Desks for Tall People
The best tall office chairs for tall people in the world won’t do you much good if your desk is too low. And as with chairs, desks tend not to be made for tall people. But desks are even easier to raise than chairs. There are all kinds of risers out there, or you can hack it with some 2x4s or cinder blocks. And of course there are sit stand desks too with loads of adjustability. Yet another option is to simply put a raised platform on top of your desk for your mouse and keyboard. Similarly, there are all kinds of monitor stands and arms out there to raise your monitor.
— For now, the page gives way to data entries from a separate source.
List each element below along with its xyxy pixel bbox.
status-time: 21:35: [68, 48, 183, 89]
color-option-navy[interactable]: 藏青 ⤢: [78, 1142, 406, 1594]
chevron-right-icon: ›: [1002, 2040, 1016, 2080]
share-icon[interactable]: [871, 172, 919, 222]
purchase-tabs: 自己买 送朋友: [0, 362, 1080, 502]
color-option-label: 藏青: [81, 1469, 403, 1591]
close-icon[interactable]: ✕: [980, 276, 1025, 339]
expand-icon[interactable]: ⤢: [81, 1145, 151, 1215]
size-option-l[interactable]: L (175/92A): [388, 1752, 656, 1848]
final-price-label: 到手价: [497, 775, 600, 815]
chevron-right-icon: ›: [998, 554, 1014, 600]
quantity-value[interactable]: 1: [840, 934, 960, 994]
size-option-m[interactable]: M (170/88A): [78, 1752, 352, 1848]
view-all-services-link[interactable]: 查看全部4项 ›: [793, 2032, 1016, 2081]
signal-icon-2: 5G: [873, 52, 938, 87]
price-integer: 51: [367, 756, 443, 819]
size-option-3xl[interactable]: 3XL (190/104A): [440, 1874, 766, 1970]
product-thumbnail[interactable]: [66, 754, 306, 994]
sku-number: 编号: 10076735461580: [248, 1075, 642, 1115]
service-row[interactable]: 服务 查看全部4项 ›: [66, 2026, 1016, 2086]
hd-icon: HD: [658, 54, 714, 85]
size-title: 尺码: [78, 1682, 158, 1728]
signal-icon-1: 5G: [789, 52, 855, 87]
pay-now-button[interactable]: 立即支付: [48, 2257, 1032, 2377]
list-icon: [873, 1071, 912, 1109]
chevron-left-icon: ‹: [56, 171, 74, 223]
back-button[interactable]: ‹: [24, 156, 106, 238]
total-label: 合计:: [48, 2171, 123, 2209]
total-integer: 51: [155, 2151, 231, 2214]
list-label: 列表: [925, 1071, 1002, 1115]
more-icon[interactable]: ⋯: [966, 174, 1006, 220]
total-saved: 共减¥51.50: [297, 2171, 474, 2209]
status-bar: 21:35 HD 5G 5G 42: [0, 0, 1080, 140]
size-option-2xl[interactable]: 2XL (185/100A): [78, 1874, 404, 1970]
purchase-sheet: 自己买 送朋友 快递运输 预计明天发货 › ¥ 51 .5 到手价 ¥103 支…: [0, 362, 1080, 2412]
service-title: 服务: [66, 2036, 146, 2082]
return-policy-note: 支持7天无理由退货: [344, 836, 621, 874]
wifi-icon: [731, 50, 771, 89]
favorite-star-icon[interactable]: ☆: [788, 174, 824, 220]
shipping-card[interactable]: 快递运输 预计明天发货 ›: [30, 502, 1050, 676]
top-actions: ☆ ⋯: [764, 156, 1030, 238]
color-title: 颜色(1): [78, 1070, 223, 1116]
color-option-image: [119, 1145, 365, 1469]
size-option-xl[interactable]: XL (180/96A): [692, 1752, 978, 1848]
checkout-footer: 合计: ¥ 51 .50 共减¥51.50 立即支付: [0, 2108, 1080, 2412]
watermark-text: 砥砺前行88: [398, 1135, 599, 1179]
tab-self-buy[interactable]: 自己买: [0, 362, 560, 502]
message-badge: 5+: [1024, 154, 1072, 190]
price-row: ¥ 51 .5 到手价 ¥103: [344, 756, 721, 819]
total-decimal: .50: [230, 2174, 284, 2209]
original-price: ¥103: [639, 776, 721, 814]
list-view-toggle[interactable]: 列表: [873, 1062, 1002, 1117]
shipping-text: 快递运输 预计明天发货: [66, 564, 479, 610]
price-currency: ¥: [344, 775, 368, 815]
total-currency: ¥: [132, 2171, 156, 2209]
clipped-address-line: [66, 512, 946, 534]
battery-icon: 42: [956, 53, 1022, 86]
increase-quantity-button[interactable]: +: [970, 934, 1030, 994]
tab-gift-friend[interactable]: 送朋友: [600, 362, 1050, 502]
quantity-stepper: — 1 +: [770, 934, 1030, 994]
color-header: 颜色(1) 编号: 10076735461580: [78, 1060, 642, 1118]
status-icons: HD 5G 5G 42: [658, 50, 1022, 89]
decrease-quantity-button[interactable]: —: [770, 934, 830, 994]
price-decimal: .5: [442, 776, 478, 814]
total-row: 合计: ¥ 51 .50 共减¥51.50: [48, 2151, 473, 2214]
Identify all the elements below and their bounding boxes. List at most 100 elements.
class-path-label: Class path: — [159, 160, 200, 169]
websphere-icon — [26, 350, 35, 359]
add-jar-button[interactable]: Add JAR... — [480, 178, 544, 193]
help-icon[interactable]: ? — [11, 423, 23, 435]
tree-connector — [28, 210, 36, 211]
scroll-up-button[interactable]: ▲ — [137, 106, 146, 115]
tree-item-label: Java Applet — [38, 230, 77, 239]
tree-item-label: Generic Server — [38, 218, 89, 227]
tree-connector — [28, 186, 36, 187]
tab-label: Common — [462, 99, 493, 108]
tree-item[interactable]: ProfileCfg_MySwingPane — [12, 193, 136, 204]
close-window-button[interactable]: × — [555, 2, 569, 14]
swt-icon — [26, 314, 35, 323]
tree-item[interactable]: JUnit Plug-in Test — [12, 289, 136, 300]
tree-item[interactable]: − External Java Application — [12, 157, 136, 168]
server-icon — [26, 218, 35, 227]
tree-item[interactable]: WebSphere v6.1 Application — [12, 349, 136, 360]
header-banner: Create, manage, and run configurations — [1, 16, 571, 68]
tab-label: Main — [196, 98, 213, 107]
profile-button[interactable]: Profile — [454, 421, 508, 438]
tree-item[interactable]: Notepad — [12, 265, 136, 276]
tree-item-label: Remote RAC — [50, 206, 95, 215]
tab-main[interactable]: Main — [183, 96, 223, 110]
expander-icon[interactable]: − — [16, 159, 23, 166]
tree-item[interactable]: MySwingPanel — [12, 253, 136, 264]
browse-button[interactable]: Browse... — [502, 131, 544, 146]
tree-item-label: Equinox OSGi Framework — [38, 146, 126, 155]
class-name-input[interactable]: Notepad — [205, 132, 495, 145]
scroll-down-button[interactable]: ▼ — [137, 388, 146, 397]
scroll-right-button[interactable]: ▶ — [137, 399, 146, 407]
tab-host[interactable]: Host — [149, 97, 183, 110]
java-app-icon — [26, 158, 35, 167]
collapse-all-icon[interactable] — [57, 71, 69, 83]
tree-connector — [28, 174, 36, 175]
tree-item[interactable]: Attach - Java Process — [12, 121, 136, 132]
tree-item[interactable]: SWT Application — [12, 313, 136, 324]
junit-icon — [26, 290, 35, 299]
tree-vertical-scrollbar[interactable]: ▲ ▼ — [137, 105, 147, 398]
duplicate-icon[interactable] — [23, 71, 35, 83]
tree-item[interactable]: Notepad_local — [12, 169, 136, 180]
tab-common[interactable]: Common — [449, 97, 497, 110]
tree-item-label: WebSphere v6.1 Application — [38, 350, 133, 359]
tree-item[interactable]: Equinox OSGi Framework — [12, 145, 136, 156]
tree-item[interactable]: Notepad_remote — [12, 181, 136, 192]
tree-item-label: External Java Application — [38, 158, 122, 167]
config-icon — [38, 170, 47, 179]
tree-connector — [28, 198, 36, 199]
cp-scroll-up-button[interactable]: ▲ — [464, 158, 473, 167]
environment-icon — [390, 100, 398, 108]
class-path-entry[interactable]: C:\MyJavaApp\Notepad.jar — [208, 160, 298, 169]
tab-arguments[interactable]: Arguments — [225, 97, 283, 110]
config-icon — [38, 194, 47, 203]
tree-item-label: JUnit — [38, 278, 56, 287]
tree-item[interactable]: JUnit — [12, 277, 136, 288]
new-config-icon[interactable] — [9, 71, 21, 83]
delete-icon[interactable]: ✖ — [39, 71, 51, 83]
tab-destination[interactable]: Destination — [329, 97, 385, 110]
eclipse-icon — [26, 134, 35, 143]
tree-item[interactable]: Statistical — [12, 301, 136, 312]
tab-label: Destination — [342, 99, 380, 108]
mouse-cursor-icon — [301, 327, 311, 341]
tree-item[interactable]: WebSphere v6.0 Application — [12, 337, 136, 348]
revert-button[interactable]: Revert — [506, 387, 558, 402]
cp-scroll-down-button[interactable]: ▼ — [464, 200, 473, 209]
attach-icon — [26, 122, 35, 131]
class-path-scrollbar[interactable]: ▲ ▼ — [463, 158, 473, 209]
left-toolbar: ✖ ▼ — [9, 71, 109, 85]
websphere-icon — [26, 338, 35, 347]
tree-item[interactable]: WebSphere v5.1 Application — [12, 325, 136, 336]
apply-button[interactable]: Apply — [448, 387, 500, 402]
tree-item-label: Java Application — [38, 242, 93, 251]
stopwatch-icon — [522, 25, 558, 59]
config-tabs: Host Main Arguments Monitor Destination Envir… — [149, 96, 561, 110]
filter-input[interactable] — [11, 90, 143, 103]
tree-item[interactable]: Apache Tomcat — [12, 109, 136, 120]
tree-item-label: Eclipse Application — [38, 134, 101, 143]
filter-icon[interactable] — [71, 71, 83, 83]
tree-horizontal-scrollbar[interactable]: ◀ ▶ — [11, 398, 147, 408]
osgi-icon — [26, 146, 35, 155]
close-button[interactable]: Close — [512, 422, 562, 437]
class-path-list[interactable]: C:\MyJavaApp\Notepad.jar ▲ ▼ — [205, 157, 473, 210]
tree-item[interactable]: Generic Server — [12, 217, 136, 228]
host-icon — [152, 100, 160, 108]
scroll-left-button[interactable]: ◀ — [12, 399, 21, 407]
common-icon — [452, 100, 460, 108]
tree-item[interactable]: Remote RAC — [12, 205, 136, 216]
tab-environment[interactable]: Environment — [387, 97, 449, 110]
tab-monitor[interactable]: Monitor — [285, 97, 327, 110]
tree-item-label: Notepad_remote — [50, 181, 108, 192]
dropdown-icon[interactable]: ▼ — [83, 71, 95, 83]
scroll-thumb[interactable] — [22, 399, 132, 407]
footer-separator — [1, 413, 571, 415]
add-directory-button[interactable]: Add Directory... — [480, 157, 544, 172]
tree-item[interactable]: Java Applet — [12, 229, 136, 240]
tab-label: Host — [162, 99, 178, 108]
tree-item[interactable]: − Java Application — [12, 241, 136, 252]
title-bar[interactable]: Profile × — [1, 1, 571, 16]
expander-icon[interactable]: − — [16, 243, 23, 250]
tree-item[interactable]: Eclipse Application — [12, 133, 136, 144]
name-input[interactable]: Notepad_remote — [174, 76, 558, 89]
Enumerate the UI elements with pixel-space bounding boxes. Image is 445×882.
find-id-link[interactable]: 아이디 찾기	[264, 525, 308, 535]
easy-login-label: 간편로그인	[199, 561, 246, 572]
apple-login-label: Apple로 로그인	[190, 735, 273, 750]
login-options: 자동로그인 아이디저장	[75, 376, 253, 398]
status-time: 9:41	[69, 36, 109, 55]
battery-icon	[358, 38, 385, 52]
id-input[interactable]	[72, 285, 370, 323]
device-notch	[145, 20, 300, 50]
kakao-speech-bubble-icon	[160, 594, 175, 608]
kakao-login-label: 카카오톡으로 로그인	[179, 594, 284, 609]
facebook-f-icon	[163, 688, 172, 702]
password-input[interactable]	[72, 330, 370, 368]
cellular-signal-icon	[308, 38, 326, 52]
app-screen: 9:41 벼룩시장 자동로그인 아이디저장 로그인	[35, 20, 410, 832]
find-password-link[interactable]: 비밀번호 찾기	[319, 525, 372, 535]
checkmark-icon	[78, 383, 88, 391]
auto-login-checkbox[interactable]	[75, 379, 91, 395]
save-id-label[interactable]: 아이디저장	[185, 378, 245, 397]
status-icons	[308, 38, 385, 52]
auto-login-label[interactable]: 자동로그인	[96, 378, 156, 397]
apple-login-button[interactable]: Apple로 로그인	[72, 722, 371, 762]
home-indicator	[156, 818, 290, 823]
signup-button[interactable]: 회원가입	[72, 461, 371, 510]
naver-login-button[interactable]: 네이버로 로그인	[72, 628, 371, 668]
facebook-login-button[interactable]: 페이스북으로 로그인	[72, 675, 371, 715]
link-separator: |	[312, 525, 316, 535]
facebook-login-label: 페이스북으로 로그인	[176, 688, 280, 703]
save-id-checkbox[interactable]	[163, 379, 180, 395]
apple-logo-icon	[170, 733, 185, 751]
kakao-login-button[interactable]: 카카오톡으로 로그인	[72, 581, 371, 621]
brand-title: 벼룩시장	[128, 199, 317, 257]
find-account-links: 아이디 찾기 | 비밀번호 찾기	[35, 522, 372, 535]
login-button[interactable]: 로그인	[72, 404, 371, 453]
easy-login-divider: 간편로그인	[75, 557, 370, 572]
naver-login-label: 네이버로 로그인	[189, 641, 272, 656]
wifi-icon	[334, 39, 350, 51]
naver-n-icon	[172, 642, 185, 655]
In general, there are endless ways for the tall person to get their joints into an ergonomically suitable configuration, you just have to find one that works for you. My own personal favorite setup is a DIY drafting stool coupled with a DIY standing height desk, allowing me to move quickly back and forth between sitting and standing, for cheap!
Basic Computer Ergonomic Recommendations for All Heights
This final section covers some basic computer workstation ergonomic recommendations that apply to all people regardless of height. These consider the whole desk/chair/monitor/keyboard and mouse setup as if just one element is poorly positioned, injury becomes far more likely.
There’s a variety of schools of thought on how computer workstations should be set up. As an example, below are some common points (United States Department of Labor’s Occupational Safety and Health Administration and Canadian Centre for Occupational Health and Safety).
- Hands, wrists, and forearms are straight, in-line, and roughly parallel to the floor
- Head is level or tilted slightly downwards, forward facing, and balanced. Generally it is in-line with the torso
- The monitor should be positioned between sixteen and twenty-eight inches from the face and such that the center of the monitor is slightly below fifteen degrees from horizontal. Make sure the top of the monitor is not above eye level
- Shoulders are relaxed and upper arms hang normally at the side of the body
- Elbows stay in close to the body and are bent between ninety and one hundred twenty degrees
- Feet are fully supported by the floor
- Back is fully supported with appropriate lumbar support when sitting vertical or leaning back slightly
- Thighs and hips are supported by a well-padded seat and generally parallel to the floor
- Knees are about the same height as the hips with the feet slightly forward
Finally, we would all do good to remember that sitting all day, regardless of the chair, isn’t good for us. A static posture is hard on the joints as well as the cardiovascular system. Tall people face enough additional health hazards as it is, so let’s get up and put those long limbs to good use!